Clients should make and keep accurate records of events and transactions relevant to the case, such as time missed from work, health care appointments, medical bills, transportation bills, property damage repair bills and estimates, rental bills, photographs of the injury and property damage, restrictions on activities of work life and daily living, and pain and suffering. The lawyer will have to explain how the accident affected the client’s life in order to maximize the claim. A detailed account of the effects of the accident, together with an itemization of all special damages is crucial.

Medical bills should ordinarily be paid by group health insurance, automobile or premises medical payments coverage. Most such policies provide that the insurer which pays is subrogated to the rights of its beneficiary against the tortfeasor and liability carrier for full reimbursement. The doctors and hospitals should not be kept waiting while the case is pending.

Clients should keep their attorney informed of any significant change in work, treatment or activities between the accident and resolution of the case. Major events must be properly documented. New accidents or traumas must be investigated and their effect evaluated close in time to the event.

Cases ordinarily should not be settled within the first six month following an accident. Insurers almost always insist on a full and final release before they settle. After a release is signed, a claimant bears a heavy legal burden to justify reopening the case. If medical treatment, bills, additional disability or wage losses continue, there is no remedy. For that reason, settlements are discouraged until several months after a healing plateau is reached and a medical opinion has been obtained indicating either that the prognosis is good or that future problems can be predicted with reasonable accuracy, so that they can be compensated as part of the settlement.

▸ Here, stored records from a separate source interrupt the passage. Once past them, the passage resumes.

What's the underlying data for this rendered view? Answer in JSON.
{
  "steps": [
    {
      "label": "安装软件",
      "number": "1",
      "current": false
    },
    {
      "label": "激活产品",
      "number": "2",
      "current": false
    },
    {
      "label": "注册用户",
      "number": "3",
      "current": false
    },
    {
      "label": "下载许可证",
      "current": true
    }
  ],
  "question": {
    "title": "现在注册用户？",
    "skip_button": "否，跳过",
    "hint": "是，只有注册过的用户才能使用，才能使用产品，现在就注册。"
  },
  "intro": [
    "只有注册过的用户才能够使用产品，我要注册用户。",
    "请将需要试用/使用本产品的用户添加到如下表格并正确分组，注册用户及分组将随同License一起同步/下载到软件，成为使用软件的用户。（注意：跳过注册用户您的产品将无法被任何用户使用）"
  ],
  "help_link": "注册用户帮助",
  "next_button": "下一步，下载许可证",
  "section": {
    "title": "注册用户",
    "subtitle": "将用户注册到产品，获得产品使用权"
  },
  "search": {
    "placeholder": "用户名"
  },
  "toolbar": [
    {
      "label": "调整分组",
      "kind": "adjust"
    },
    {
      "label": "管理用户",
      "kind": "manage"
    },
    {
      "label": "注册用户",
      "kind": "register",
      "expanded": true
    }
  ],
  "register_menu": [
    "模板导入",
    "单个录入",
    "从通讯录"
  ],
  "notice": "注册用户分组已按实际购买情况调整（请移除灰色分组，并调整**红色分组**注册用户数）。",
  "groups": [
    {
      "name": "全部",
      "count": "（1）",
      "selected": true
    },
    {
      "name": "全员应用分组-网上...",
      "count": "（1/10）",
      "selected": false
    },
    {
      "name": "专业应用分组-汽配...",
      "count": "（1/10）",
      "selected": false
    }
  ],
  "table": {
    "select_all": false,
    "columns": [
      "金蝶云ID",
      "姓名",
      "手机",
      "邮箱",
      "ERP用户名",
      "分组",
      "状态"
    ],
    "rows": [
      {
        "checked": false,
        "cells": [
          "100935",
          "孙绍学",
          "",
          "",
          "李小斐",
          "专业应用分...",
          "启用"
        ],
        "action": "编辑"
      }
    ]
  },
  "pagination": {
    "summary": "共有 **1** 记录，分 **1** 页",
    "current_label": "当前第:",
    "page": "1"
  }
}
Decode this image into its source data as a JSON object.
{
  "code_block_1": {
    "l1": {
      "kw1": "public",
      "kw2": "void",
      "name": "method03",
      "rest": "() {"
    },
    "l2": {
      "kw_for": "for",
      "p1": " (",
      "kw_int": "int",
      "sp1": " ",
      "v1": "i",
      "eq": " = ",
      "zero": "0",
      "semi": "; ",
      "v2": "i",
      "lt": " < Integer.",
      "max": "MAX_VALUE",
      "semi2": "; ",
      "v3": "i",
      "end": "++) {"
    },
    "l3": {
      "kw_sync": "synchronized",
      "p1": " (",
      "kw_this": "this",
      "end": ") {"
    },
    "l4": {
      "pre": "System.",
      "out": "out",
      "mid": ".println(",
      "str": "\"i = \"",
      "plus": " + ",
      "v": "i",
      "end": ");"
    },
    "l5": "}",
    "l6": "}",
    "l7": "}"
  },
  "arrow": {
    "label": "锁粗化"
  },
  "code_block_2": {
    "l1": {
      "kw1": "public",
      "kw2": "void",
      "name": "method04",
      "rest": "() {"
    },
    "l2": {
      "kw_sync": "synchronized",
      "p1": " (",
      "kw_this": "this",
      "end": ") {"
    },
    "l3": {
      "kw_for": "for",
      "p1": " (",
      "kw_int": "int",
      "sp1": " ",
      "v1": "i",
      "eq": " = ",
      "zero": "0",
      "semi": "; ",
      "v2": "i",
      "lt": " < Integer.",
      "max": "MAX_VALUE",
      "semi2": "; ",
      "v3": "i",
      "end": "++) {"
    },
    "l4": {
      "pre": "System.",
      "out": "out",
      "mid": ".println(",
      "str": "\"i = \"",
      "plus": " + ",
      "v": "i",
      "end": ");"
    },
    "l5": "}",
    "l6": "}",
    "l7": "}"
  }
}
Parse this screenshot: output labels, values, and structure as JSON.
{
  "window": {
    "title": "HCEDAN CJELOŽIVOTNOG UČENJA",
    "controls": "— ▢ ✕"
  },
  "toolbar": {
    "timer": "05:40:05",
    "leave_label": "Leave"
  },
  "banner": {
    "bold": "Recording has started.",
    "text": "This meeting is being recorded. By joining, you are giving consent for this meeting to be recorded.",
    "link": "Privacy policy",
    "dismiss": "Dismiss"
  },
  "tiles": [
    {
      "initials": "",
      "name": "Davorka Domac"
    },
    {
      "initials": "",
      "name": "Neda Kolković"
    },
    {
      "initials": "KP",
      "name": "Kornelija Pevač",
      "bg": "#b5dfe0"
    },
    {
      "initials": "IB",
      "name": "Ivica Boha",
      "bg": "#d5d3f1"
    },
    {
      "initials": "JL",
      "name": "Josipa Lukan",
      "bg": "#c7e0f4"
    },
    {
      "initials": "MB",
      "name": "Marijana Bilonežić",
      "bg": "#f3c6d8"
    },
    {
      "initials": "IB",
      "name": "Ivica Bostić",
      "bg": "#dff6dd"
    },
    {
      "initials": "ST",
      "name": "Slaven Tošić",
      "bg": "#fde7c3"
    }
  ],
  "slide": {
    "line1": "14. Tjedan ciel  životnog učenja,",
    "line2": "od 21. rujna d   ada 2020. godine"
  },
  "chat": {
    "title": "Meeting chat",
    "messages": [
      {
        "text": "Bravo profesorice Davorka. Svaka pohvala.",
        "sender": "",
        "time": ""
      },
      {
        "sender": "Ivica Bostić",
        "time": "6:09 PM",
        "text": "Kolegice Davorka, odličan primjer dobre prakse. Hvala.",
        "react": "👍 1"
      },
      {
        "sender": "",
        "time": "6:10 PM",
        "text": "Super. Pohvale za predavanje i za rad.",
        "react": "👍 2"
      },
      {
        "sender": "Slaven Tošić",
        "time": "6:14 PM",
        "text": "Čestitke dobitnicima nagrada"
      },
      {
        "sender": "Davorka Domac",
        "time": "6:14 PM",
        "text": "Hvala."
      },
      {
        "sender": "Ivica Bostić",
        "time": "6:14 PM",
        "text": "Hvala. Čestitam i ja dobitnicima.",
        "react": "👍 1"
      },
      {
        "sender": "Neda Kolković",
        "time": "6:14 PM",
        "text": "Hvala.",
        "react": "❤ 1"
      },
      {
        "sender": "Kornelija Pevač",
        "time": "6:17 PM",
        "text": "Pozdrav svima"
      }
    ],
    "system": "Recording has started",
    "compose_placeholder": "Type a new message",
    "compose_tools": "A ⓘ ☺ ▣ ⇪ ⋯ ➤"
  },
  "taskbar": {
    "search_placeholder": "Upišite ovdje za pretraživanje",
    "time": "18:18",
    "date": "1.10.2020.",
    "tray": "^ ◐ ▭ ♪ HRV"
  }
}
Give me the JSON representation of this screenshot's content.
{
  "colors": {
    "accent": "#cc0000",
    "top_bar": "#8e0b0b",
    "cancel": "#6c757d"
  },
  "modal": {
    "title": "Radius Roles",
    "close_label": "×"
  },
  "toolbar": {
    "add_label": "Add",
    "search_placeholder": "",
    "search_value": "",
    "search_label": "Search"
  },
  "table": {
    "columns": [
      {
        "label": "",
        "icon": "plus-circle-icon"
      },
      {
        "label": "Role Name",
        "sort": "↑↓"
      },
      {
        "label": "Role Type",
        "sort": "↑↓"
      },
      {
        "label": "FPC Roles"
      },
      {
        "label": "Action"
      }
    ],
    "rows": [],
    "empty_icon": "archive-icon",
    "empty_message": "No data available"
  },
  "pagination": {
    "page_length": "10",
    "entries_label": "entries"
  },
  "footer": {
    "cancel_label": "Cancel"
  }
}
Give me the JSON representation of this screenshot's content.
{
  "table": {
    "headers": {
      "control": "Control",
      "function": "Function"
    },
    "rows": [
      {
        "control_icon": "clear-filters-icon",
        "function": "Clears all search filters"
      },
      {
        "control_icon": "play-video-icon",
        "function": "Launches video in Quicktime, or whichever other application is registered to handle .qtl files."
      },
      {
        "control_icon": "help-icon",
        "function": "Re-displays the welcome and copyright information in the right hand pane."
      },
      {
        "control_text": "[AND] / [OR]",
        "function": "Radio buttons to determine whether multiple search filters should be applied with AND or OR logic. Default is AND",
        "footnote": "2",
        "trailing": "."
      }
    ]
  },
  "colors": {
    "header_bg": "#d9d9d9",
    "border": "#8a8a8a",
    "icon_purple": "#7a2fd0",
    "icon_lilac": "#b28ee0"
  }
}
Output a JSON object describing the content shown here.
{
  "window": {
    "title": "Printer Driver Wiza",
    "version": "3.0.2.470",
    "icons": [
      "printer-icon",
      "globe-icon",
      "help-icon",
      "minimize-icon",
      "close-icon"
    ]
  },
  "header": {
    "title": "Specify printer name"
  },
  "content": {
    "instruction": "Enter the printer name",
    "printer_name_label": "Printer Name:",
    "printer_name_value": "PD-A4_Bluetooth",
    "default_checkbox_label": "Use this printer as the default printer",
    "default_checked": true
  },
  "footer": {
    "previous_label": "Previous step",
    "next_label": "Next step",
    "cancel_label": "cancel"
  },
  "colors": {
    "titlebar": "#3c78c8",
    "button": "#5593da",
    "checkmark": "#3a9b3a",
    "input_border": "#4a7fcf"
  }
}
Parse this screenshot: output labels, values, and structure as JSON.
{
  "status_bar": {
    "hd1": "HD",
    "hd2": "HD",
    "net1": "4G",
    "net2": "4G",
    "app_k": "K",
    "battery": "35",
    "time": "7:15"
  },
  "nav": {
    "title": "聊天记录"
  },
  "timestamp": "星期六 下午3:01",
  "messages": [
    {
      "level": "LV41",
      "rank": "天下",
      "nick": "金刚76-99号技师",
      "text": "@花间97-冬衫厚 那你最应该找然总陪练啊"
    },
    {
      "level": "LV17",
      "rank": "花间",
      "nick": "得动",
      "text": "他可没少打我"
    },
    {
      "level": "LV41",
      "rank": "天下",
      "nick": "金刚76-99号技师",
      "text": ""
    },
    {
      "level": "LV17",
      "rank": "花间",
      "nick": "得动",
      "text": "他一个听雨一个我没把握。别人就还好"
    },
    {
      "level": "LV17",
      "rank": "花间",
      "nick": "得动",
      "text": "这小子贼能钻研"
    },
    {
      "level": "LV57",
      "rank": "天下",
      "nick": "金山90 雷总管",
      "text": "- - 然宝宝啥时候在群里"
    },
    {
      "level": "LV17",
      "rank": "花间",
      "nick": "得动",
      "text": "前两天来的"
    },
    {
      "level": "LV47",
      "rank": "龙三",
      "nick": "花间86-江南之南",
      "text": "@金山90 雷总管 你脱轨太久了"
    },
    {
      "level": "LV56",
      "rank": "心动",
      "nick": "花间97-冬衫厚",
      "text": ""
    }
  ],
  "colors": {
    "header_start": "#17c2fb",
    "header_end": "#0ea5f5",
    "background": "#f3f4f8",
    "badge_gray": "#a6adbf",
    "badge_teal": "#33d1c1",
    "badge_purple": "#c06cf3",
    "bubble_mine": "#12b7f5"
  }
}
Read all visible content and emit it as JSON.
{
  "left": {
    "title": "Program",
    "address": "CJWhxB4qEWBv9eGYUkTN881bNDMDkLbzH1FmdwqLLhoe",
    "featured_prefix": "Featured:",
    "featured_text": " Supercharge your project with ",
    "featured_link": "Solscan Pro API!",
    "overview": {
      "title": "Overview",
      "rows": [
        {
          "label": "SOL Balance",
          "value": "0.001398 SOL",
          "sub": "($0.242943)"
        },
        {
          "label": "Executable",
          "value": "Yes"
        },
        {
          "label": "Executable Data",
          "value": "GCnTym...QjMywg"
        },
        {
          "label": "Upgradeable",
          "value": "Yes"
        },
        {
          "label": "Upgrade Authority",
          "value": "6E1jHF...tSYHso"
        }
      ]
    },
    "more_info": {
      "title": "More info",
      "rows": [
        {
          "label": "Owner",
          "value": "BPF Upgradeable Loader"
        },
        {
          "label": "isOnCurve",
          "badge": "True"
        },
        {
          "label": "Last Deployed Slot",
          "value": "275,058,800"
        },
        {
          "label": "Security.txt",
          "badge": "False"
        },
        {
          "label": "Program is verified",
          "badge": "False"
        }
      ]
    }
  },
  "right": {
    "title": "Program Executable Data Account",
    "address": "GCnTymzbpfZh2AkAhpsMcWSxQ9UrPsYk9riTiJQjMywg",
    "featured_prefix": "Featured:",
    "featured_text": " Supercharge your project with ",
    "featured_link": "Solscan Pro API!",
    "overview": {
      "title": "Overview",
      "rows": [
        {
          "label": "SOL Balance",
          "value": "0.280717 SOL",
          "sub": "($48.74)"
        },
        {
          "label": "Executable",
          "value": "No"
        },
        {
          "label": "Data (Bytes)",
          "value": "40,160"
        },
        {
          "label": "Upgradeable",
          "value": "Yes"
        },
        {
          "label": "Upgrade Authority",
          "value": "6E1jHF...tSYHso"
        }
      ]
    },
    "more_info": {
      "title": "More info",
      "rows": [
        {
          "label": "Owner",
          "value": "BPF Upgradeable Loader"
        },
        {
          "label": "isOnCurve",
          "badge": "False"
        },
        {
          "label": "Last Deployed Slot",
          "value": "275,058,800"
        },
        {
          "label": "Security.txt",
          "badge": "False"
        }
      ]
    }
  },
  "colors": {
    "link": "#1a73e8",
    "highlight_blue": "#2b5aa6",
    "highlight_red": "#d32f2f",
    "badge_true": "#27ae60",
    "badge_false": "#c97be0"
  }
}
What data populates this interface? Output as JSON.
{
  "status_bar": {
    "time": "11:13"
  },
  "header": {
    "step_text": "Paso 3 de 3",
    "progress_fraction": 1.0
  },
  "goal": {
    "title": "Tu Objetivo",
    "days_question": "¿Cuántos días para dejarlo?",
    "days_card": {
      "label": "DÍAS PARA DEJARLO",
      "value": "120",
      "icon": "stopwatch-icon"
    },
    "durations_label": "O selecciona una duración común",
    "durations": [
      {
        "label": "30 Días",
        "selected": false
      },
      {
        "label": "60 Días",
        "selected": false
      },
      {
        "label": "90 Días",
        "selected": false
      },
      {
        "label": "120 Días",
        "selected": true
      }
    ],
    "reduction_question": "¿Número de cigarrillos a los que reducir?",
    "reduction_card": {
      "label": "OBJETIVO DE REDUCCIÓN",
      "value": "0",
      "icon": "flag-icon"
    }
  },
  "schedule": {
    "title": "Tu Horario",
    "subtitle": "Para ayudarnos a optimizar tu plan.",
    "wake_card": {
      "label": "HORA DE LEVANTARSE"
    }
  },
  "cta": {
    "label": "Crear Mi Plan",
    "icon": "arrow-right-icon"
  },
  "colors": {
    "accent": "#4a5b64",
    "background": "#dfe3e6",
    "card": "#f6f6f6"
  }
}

At the appropriate time for settlement, the lawyer will obtain medical records, medical reports, functional capacity evaluations, if appropriate, wage loss verification, medical and property damage bills, and vocational reports, if appropriate. A probable jury verdict range will be discussed with the client. A demand will be sent to the liability insurer for settlement within that range. The client has the final right to approve or disapprove any offer that is made. The attorney will advise but cannot ethically make the final decision alone. In the vast majority of cases, settlement negotiations result in an acceptable resolution of the case without the filing of a lawsuit.

If a lawsuit is started, expenses will begin to mount at a precipitous rate. Filing fees, service of process fees, witness subpoena fees, expert witness fees (sometimes as much as $500 per hour for doctors), special investigations, court reporter fees (usually $100 or more per deposition), and other routine expenses can add up so fast and so high that the client’s net recovery will often be lower with a higher settlement after suit is started than it would have been with a much lower settlement before suit was started. For this reason, the decision to litigate should not be made lightly, or without regard to the result on the bottom line.

Pretrial discovery usually takes about a full year. During that time, both sides investigate in great detail all aspects of the claims and defenses. The vast majority of cases are settled before trial.

Trials are usually held only in cases with significant disputes on liability or where the damage potential warrants the risk and cost of litigation. Very few of the personal injury cases which are sent to an insurance company result in trial. The system is designed to resolve them beforehand, and usually works to that end quite well.

Many lawyers who handle personal injury cases have quite limited experience in actual trials, and are not certified by the National Board of Civil Trial Specialists. A personal injury claimant should be careful to select a lawyer who has extensive experience in jury trials.